Which gets us to point #1 above – that there is no easy or simple way to break down plastic. Which means it lingers in our environment – and leads us to consuming bits of microplastics every day, week, month and year.

There are some efforts around the world to limit single-use plastics.

The UK has banned plastic cutlery, straws, drink stirrers, plates and Styrofoam containers, as well as beauty products containing microbeads. Nearly 100 countries have banned plastic grocery bags.

But those efforts have, to date, run into the profit margin. “Plastic is one of the cheaper materials out there in the world today,” said Winnie Lau, who works on the reduction of plastic for the Pew Charitable Trusts. “For example, we had spoken with one manufacturer of food, I won’t name them, but they basically said, ‘It’s much faster for their machinery to use plastic as a packaging than paper or other things.’ So if they can make things faster, it’s cheaper for them overall.”

Part of the change will need to come from individuals.

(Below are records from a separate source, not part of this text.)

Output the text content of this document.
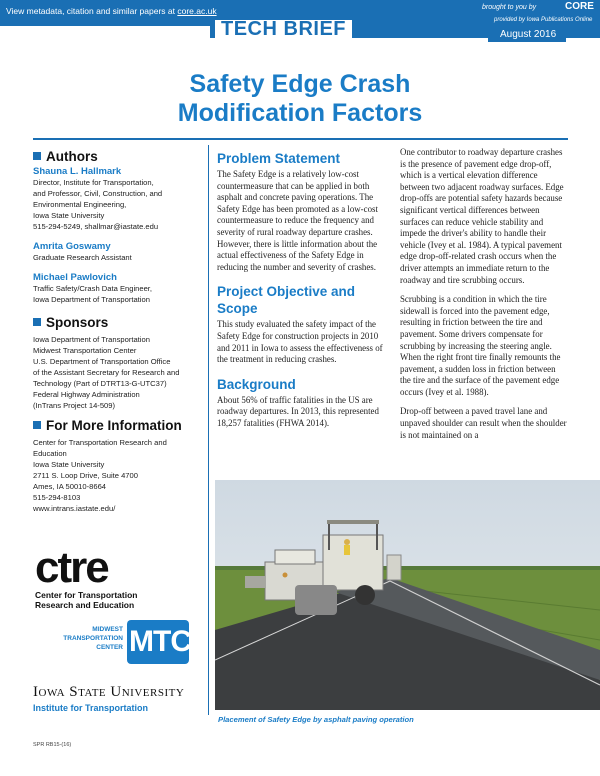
View metadata, citation and similar papers at core.ac.uk	brought to you by	CORE
provided by Iowa Publications Online
TECH BRIEF	August 2016
Safety Edge Crash
Modification Factors
Authors
Shauna L. Hallmark
Director, Institute for Transportation,
and Professor, Civil, Construction, and
Environmental Engineering,
Iowa State University
515-294-5249, shallmar@iastate.edu
Amrita Goswamy
Graduate Research Assistant
Michael Pawlovich
Traffic Safety/Crash Data Engineer,
Iowa Department of Transportation
Sponsors
Iowa Department of Transportation
Midwest Transportation Center
U.S. Department of Transportation Office
of the Assistant Secretary for Research and
Technology (Part of DTRT13-G-UTC37)
Federal Highway Administration
(InTrans Project 14-509)
For More Information
Center for Transportation Research and
Education
Iowa State University
2711 S. Loop Drive, Suite 4700
Ames, IA 50010-8664
515-294-8103
www.intrans.iastate.edu/
ctre
Center for Transportation
Research and Education
MIDWEST
TRANSPORTATION
CENTER MTC
Iowa State University
Institute for Transportation
Problem Statement
The Safety Edge is a relatively low-cost countermeasure that can be applied in both asphalt and concrete paving operations. The Safety Edge has been promoted as a low-cost countermeasure to reduce the frequency and severity of rural roadway departure crashes. However, there is little information about the actual effectiveness of the Safety Edge in reducing the number and severity of crashes.
Project Objective and Scope
This study evaluated the safety impact of the Safety Edge for construction projects in 2010 and 2011 in Iowa to assess the effectiveness of the treatment in reducing crashes.
Background
About 56% of traffic fatalities in the US are roadway departures. In 2013, this represented 18,257 fatalities (FHWA 2014).
One contributor to roadway departure crashes is the presence of pavement edge drop-off, which is a vertical elevation difference between two adjacent roadway surfaces. Edge drop-offs are potential safety hazards because significant vertical differences between surfaces can reduce vehicle stability and impede the driver's ability to handle their vehicle (Ivey et al. 1984). A typical pavement edge drop-off-related crash occurs when the driver attempts an immediate return to the roadway and tire scrubbing occurs.
Scrubbing is a condition in which the tire sidewall is forced into the pavement edge, resulting in friction between the tire and pavement. Some drivers compensate for scrubbing by increasing the steering angle. When the right front tire finally remounts the pavement, a sudden loss in friction between the tire and the surface of the pavement edge occurs (Ivey et al. 1988).
Drop-off between a paved travel lane and unpaved shoulder can result when the shoulder is not maintained on a
Placement of Safety Edge by asphalt paving operation
SPR RB15-(16)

We are a throwaway culture in the United States, thinking nothing of tossing a half-full water bottle or the Styrofoam packaging that came with your latest online purchase.

“What it does take is everyone, every company, every government, every individual putting in the effort to make it happen,” Lau told me. “And no one can sit on the sidelines, no one can say someone else will do it. If we all actually band together, come together and put in place the solutions, we can solve this within the generation.”

Update: This headline has been updated to clarify that individuals may consume up to a credit card’s worth of plastic every week. This story has also been updated to include a response from the American Chemistry Council.